The Justice Secretary described the Bill in a curious way at Second Reading last year. He said that its proposals,

"could be dismissed as prosaic", and that each step in the Government's programme of constitutional reform "appeared rather prosaic". I went to my dictionary-I thought that there might be a hidden, lawyer's meaning of "prosaic", but of course there was none. It means what we all know: dull, commonplace, unimaginative-hardly a recommendation and not a word I would use about changes to the legal status of the Civil Service, the ratification of treaties, the rights of the Royal Family and the composition of this House. I have been called many things in life but, thank goodness, never prosaic.

In his next breath, of course, the Justice Secretary changed his tune a bit and said that the Bill was part of,

"a major shift in power away from Whitehall to Parliament and the British people".-[Hansard, 20/10/09; col. 799.]

That is undoubtedly true for the Assemblies of the devolved regions, but not for the Parliament of the United Kingdom. Too much legislation is still ill considered; it is rushed and flawed, as the devastating report on the Bill from the Lords Select Committee on the Constitution makes clear.

Mr Straw speaks frequently about the need to make this House more legitimate, as if we were neither one thing nor the other. He really should reflect on his comments. We are here because the constitution of this country puts us here. Constitutional legitimacy is the lifeblood of this nation and I resent it being quibbled about by Mr Straw.

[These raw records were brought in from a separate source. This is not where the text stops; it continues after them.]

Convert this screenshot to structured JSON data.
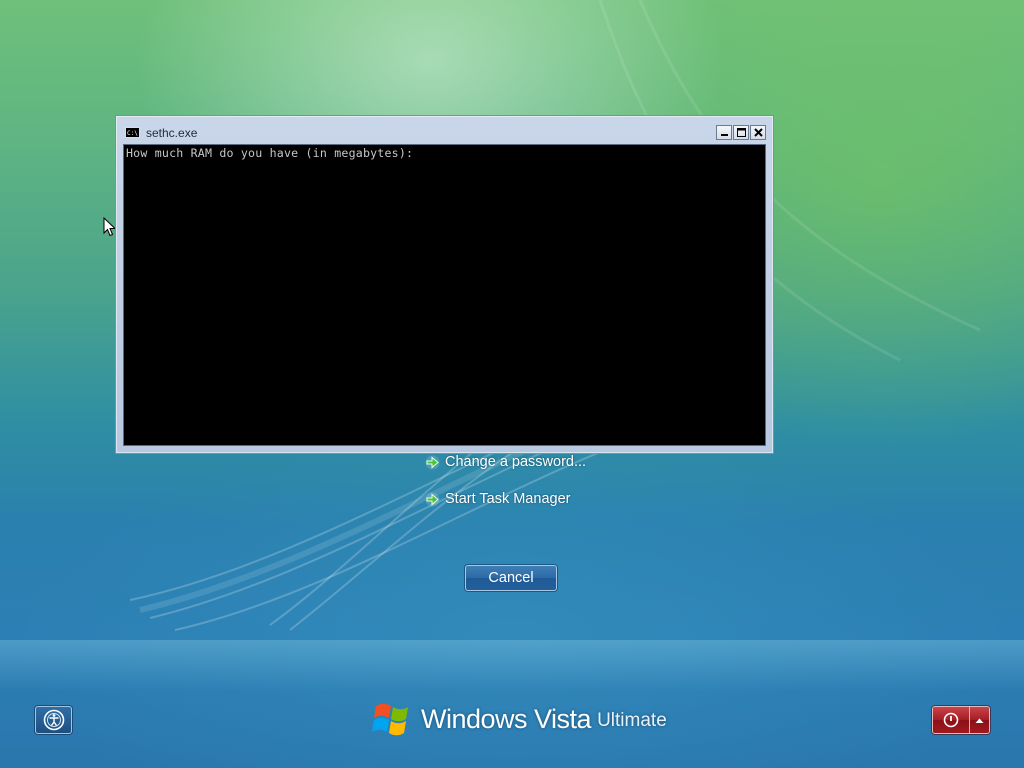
{
  "cmd_window": {
    "title": "sethc.exe",
    "icon": "console-icon",
    "console_text": "How much RAM do you have (in megabytes):",
    "controls": [
      "minimize",
      "maximize",
      "close"
    ]
  },
  "options": [
    {
      "label": "Change a password...",
      "icon": "green-arrow-icon"
    },
    {
      "label": "Start Task Manager",
      "icon": "green-arrow-icon"
    }
  ],
  "cancel_button": {
    "label": "Cancel"
  },
  "branding": {
    "windows": "Windows",
    "vista": "Vista",
    "edition": "Ultimate"
  },
  "colors": {
    "console_bg": "#000000",
    "console_text": "#c6c6c6",
    "power_red": "#a51c24",
    "arrow_green": "#3fbf3a"
  }
}
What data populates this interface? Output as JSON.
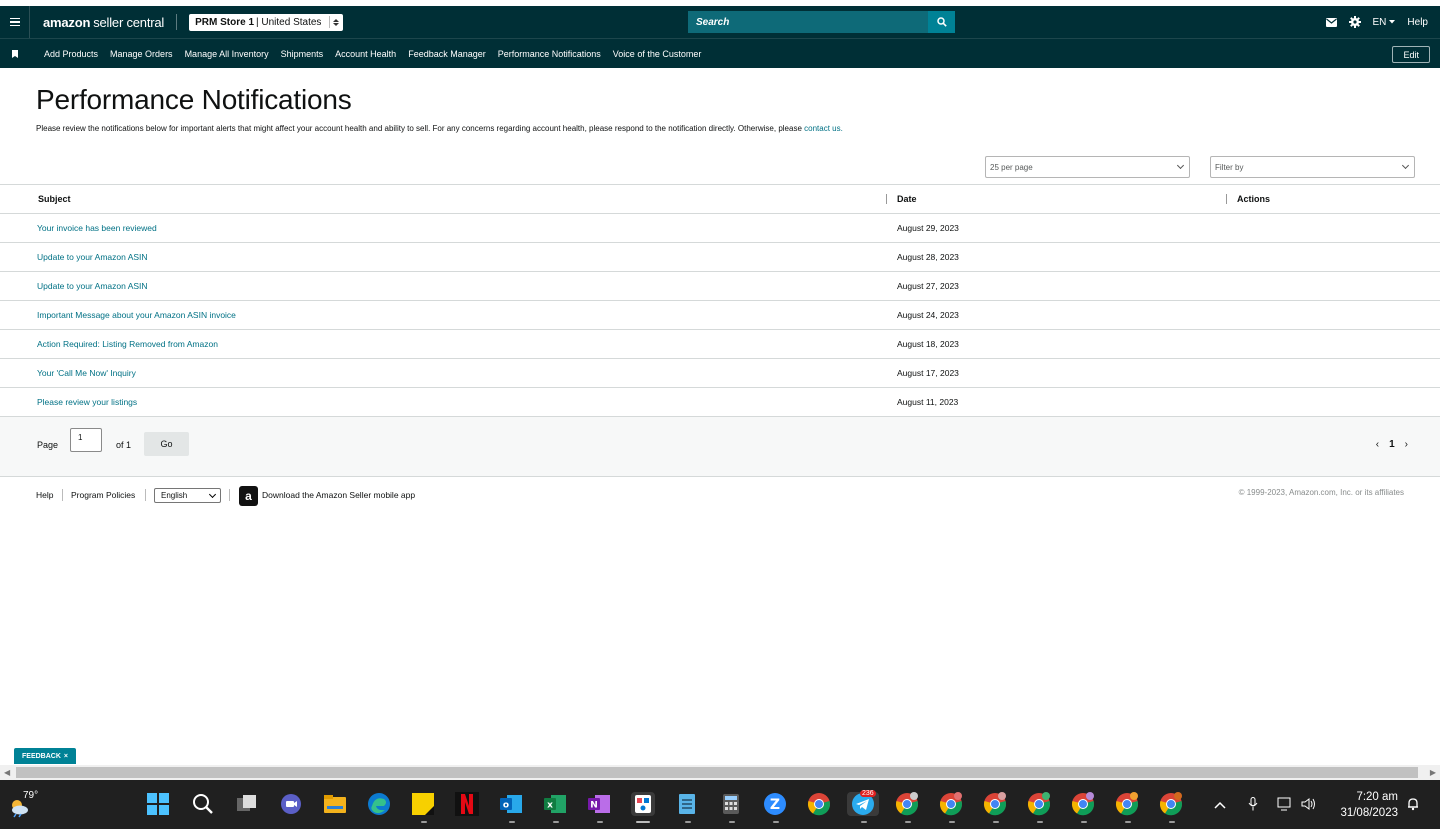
{
  "header": {
    "logo_brand": "amazon",
    "logo_rest": "seller central",
    "store_name": "PRM Store 1",
    "store_region": "| United States",
    "search_placeholder": "Search",
    "language": "EN",
    "help": "Help"
  },
  "nav": {
    "items": [
      "Add Products",
      "Manage Orders",
      "Manage All Inventory",
      "Shipments",
      "Account Health",
      "Feedback Manager",
      "Performance Notifications",
      "Voice of the Customer"
    ],
    "edit": "Edit"
  },
  "page": {
    "title": "Performance Notifications",
    "description": "Please review the notifications below for important alerts that might affect your account health and ability to sell. For any concerns regarding account health, please respond to the notification directly. Otherwise, please ",
    "contact_link": "contact us.",
    "per_page": "25 per page",
    "filter_placeholder": "Filter by"
  },
  "table": {
    "headers": {
      "subject": "Subject",
      "date": "Date",
      "actions": "Actions"
    },
    "rows": [
      {
        "subject": "Your invoice has been reviewed",
        "date": "August 29, 2023"
      },
      {
        "subject": "Update to your Amazon ASIN",
        "date": "August 28, 2023"
      },
      {
        "subject": "Update to your Amazon ASIN",
        "date": "August 27, 2023"
      },
      {
        "subject": "Important Message about your Amazon ASIN invoice",
        "date": "August 24, 2023"
      },
      {
        "subject": "Action Required: Listing Removed from Amazon",
        "date": "August 18, 2023"
      },
      {
        "subject": "Your 'Call Me Now' Inquiry",
        "date": "August 17, 2023"
      },
      {
        "subject": "Please review your listings",
        "date": "August 11, 2023"
      }
    ]
  },
  "pagination": {
    "page_label": "Page",
    "page_value": "1",
    "of_label": "of 1",
    "go": "Go",
    "prev": "‹",
    "current": "1",
    "next": "›"
  },
  "footer": {
    "help": "Help",
    "program_policies": "Program Policies",
    "language": "English",
    "app_logo": "a",
    "app_download": "Download the Amazon Seller mobile app",
    "copyright": "© 1999-2023, Amazon.com, Inc. or its affiliates"
  },
  "feedback": "FEEDBACK",
  "feedback_close": "×",
  "taskbar": {
    "weather_temp": "79°",
    "time": "7:20 am",
    "date": "31/08/2023",
    "telegram_badge": "236",
    "apps": [
      "start-icon",
      "search-icon",
      "task-view-icon",
      "teams-icon",
      "file-explorer-icon",
      "edge-icon",
      "sticky-notes-icon",
      "netflix-icon",
      "outlook-icon",
      "excel-icon",
      "onenote-icon",
      "snipping-tool-icon",
      "notepad-icon",
      "calculator-icon",
      "zoom-icon",
      "chrome-icon",
      "telegram-icon",
      "chrome-profile-1-icon",
      "chrome-profile-2-icon",
      "chrome-profile-3-icon",
      "chrome-profile-4-icon",
      "chrome-profile-5-icon",
      "chrome-profile-6-icon",
      "chrome-profile-7-icon"
    ]
  },
  "colors": {
    "header_bg": "#002f36",
    "search_bg": "#0e6a78",
    "accent_teal": "#008296",
    "link": "#007185",
    "taskbar_bg": "#202020"
  }
}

I do not object to the phasing out of the remaining hereditary Peers and I welcome our right to expel or suspend Peers whose conduct warrants it, but Mr Straw baulked at the need to entrench the powers of a statutory Appointments Commission to vet new life peerages, so there is no shift here in the Government's determination to hold on to power. Nor, I fear, will there be if we are replaced by a Chamber that lacks our independence. I understand that Mr Straw looks forward to finishing us off early after the election. If he gets the chance, he will have to manage the timetable better than he has managed the Bill.

Convention requires us to give this proposed legislation an unopposed Second Reading and so we shall. However, I urge the party leaderships and those who deal with the wash-up to take our reservations fully into account when they meet in the smokeless rooms for the wash-up session. The Bill has many good things in it, which I approve of, but it would be better still if much of it could be properly examined, in detail and in a new Parliament.